Testo del Provvedimento (Apri il link)

 

REPUBBLICA ITALIANA

IN NOME DEL POPOLO ITALIANO

Il Consiglio di Stato

in sede giurisdizionale (Sezione Sesta)

ha pronunciato la presente

SENTENZA

 

sul ricorso numero di registro generale * del 2009, proposto da

Ministero per i beni e le attività culturali, in persona del Ministro pro tempore, rappresentato e difeso per legge dall'Avvocatura generale dello Stato, presso i cui uffici domicilia in Roma, via dei Portoghesi, 12;

 

contro

Pirelli & C. Real Estate Società Gestione del Risparmio s.p.a., in persona del legale rappresentante, rappresentata e difesa dall'avvocato Roberto Montemurro, con domicilio eletto presso Arnaldo Coscino in Roma, via Antonelli, 29; 

per la riforma

della sentenza del T.A.R. CAMPANIA - NAPOLI: SEZIONE VII n. 929/2008, resa tra le parti, concernente apposizione vincolo a compendio immobiliare di particolare interesse

 

 

Visti il ricorso in appello e i relativi allegati;

Visto l'atto di costituzione in giudizio di Pirelli & C.Real Estate Società di Gestione del Risparmio s.p.a.;

Viste le memorie difensive;

Visti tutti gli atti della causa;

Relatore, nell'udienza pubblica del giorno 22 ottobre 2013, il consigliere di Stato Giulio Castriota Scanderbeg e uditi per le parti l’avvocato Trincia, per delega dell’avvocato Montemurro, e l’avvocato dello Stato Tidore;

Ritenuto e considerato in fatto e diritto quanto segue.

 

 

FATTO e DIRITTO

1.- Il Ministero per i beni e le attività culturali impugna la sentenza del Tribunale amministrativo regionale della Campania 25 febbraio 2008, n. 929 che ha accolto in parte il ricorso proposto dalla società Pirelli & C. Real Estate Società Gestione del Risparmio s.p.a. (quale società di gestione del Fondo Tecla Fondo Uffici, proprietario del compendio) avverso il decreto 29 settembre 2005 n. 167 del Direttore regionale per i beni culturali e paesaggistici della Campania, recante dichiarazione di interesse particolarmente importante, ai sensi dell’art. 10, comma 3, del d.lgs. 22 gennaio 2004, n. 42 , dell’immobile denominato “ Fabbrica Olivetti”, sito nel comune di Pozzuoli, provincia di Napoli, via Campi flegrei, 34, “ limitatamente [in accoglimento di osservazioni della Pirelli del 6 luglio 2005] agli edifici realizzati entro il 1954 da Luigi Cosenza ed alle aree verdi eseguite contestualmente secondo il progetto di Porcinai”, individuate nelle planimetrie allegate.

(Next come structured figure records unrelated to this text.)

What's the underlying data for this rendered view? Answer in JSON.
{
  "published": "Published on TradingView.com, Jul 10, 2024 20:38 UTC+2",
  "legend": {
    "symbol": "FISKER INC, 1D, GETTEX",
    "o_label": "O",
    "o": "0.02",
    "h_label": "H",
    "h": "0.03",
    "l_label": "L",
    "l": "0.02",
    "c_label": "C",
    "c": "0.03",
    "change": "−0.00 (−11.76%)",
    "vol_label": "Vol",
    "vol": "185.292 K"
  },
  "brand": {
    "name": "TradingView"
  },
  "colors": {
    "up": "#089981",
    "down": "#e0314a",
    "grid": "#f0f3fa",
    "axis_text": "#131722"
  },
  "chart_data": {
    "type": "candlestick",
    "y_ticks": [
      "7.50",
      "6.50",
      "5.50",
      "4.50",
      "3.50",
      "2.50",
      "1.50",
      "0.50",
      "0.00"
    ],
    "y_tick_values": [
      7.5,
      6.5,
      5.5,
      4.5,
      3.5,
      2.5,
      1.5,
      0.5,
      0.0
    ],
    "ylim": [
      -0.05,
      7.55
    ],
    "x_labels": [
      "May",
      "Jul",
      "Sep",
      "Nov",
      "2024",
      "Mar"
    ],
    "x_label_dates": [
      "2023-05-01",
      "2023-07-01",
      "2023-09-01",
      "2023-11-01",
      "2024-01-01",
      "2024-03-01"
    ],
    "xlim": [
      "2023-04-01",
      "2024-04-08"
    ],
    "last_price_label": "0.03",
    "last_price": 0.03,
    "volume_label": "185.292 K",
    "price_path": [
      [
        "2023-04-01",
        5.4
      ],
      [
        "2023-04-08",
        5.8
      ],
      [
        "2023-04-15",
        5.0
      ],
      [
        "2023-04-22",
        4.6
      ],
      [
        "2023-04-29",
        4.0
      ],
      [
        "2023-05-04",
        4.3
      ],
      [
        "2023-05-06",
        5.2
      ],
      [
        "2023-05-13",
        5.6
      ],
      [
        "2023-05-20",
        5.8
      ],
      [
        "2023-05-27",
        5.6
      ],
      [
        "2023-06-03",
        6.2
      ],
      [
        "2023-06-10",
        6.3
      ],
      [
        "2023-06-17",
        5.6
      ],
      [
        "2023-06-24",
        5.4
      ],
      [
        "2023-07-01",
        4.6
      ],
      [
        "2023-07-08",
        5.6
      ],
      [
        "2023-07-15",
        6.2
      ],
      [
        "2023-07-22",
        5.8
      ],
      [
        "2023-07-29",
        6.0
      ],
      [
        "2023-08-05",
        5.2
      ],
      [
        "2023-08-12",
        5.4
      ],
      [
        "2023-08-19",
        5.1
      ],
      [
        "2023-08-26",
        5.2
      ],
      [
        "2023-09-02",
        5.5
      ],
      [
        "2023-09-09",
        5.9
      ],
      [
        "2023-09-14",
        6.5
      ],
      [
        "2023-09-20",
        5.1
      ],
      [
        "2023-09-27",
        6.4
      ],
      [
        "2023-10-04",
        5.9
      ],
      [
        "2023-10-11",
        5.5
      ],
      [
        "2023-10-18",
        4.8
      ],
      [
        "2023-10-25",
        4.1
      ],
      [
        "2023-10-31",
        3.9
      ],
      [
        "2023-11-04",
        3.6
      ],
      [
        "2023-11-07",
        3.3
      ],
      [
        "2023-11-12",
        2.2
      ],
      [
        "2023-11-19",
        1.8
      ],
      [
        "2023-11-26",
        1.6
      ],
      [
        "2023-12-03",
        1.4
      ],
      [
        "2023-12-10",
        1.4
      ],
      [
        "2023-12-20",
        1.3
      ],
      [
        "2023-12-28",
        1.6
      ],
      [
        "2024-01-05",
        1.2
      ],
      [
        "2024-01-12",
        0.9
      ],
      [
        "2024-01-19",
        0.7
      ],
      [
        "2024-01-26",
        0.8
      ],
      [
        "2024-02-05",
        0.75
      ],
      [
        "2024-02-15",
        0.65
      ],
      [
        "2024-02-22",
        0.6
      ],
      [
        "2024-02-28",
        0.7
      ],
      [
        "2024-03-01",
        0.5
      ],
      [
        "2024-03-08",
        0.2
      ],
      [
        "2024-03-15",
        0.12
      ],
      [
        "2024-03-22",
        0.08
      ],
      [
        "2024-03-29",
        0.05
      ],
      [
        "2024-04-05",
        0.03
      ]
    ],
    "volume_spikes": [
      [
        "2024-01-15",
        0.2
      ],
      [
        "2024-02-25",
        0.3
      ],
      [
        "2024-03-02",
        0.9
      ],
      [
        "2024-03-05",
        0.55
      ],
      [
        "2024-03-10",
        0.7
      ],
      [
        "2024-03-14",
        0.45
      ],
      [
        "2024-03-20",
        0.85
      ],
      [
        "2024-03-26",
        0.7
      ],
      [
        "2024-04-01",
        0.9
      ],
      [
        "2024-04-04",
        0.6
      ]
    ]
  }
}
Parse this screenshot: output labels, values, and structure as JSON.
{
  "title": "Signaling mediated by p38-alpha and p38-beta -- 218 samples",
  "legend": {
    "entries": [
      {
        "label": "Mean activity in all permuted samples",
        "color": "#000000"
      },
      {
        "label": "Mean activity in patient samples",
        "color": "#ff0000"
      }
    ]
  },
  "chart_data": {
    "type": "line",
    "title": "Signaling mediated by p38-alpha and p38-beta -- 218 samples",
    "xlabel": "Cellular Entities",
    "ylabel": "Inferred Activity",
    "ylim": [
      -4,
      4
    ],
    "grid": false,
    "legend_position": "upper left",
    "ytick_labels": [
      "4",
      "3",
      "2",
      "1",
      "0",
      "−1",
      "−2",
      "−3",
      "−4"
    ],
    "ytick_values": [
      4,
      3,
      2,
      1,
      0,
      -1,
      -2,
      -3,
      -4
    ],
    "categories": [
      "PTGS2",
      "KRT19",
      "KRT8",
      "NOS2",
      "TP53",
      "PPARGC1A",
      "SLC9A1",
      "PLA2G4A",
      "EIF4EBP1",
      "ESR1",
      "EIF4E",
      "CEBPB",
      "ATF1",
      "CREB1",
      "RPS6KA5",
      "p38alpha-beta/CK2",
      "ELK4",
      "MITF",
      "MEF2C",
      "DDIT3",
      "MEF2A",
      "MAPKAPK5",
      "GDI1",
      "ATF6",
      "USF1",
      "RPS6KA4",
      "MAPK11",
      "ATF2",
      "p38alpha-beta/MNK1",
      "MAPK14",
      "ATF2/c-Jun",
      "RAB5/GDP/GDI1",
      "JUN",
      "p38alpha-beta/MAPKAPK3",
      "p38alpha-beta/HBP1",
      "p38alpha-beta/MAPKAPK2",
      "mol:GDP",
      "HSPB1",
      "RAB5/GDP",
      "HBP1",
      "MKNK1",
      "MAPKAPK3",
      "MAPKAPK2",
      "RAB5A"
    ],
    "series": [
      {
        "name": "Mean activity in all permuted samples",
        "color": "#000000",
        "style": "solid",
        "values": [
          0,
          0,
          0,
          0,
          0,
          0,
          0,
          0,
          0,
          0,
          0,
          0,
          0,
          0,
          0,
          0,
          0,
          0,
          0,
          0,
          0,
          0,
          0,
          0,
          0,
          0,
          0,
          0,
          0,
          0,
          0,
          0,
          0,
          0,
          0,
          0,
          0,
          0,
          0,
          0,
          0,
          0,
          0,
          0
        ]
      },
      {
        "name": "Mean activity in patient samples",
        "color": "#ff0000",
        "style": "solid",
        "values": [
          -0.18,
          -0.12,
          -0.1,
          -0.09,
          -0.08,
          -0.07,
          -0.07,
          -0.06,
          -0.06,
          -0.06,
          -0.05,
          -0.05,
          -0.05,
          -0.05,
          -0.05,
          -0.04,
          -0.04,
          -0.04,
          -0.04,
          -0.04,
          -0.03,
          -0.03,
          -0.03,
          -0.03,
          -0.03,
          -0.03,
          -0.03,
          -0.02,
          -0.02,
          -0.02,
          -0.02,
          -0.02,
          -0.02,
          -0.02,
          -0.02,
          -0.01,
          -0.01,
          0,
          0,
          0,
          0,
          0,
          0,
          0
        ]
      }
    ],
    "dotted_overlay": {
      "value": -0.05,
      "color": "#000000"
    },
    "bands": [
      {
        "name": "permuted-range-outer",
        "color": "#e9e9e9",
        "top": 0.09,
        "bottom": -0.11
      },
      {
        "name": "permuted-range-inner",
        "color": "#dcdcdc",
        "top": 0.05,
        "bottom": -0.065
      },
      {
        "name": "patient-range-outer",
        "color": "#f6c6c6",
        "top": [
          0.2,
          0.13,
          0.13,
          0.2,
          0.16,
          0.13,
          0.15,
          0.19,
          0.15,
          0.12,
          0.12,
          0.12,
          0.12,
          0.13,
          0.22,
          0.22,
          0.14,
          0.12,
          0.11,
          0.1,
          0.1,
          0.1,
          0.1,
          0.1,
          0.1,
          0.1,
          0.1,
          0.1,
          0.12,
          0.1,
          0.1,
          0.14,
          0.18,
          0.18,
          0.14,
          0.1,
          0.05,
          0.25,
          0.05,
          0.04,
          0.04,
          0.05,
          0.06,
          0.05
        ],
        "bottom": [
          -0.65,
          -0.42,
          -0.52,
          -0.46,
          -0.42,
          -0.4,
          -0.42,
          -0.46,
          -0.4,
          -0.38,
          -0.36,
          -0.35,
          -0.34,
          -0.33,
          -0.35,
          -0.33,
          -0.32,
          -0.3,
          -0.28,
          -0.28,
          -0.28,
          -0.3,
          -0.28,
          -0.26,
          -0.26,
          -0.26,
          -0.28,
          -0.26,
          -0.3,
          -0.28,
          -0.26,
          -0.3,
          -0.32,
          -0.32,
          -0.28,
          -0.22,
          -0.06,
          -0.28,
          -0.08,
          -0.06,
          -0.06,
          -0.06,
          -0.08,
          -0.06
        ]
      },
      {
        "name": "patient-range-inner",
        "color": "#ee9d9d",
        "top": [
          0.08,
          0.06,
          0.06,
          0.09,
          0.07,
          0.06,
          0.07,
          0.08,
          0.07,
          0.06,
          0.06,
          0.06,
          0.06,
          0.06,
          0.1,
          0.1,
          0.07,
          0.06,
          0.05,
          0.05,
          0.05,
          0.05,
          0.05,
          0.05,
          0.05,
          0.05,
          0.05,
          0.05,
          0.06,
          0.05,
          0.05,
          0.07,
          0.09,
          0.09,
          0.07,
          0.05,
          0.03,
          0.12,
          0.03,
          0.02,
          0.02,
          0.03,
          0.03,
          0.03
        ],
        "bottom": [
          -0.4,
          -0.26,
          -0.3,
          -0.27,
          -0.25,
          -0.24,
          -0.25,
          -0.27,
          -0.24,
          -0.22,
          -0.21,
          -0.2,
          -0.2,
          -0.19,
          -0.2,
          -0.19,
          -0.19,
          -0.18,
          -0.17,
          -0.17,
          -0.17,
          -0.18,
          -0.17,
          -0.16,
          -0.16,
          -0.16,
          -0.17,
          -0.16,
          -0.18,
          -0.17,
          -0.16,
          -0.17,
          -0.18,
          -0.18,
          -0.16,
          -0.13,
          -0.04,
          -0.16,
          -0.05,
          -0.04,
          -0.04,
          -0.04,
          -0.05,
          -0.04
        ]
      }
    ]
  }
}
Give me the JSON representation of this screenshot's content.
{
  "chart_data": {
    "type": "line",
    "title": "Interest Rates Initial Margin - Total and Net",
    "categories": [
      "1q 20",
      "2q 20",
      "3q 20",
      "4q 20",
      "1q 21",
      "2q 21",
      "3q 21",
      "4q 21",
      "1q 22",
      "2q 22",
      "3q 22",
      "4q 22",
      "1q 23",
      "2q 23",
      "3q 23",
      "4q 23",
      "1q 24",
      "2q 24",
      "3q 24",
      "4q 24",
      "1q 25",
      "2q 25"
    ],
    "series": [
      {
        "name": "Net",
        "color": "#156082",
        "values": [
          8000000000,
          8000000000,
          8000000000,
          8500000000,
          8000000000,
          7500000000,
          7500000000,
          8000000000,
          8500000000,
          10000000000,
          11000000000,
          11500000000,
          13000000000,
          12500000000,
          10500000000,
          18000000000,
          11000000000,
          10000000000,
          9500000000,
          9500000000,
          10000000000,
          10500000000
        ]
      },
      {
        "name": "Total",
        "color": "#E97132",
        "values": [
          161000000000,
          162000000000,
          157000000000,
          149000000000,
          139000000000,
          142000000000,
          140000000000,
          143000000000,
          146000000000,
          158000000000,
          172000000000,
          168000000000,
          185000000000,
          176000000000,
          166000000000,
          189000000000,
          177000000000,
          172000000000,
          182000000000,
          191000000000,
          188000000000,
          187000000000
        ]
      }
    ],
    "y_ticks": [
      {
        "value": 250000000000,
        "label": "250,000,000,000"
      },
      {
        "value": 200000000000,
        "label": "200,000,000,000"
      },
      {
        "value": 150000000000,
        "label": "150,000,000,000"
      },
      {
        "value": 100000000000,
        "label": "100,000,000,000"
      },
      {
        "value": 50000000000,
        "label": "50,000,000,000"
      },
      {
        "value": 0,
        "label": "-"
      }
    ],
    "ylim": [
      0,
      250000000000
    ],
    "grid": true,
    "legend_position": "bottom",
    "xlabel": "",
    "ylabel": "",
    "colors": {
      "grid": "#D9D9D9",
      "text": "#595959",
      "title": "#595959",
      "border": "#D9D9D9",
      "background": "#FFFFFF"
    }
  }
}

Il decreto di vincolo non aveva accolto altre osservazioni il vincolo era privo di ragione poiché le parti interne del complesso “avevano subito notevoli trasformazioni in quanto la fabbrica era stata dimessa da tempo ed i fabbricati erano stati adibiti agli usi più diversi indotti da un’ampia e progressiva riconversione a terziario avanzato iniziata dalla stessa Olivetti con la costituzione del settore sviluppo software”.

Le sentenza di primo grado qui impugnata accoglie il ricorso in riferimento a questo oggetto di interesse oppositivo della ricorrente, per la quale “il vincolo parziale è la soluzione ideale per far vivere, al passo con i tempi, l’opera realizzata dal Cosenza, senza modificarne assolutamente né l’impianto, né le facciate, né il particolare disegno degli infissi e delle tettoie”.

Il Ministero appellante si duole dell’erroneità della sentenza per aver ritenuto sfornita di sufficiente istruttoria e motivazione, in accoglimento del secondo e del terzo motivo di ricorso, la determinazione di estendere la disciplina vincolistica impressa al suddetto immobile anche a quegli spazi interni e alle destinazioni d’uso.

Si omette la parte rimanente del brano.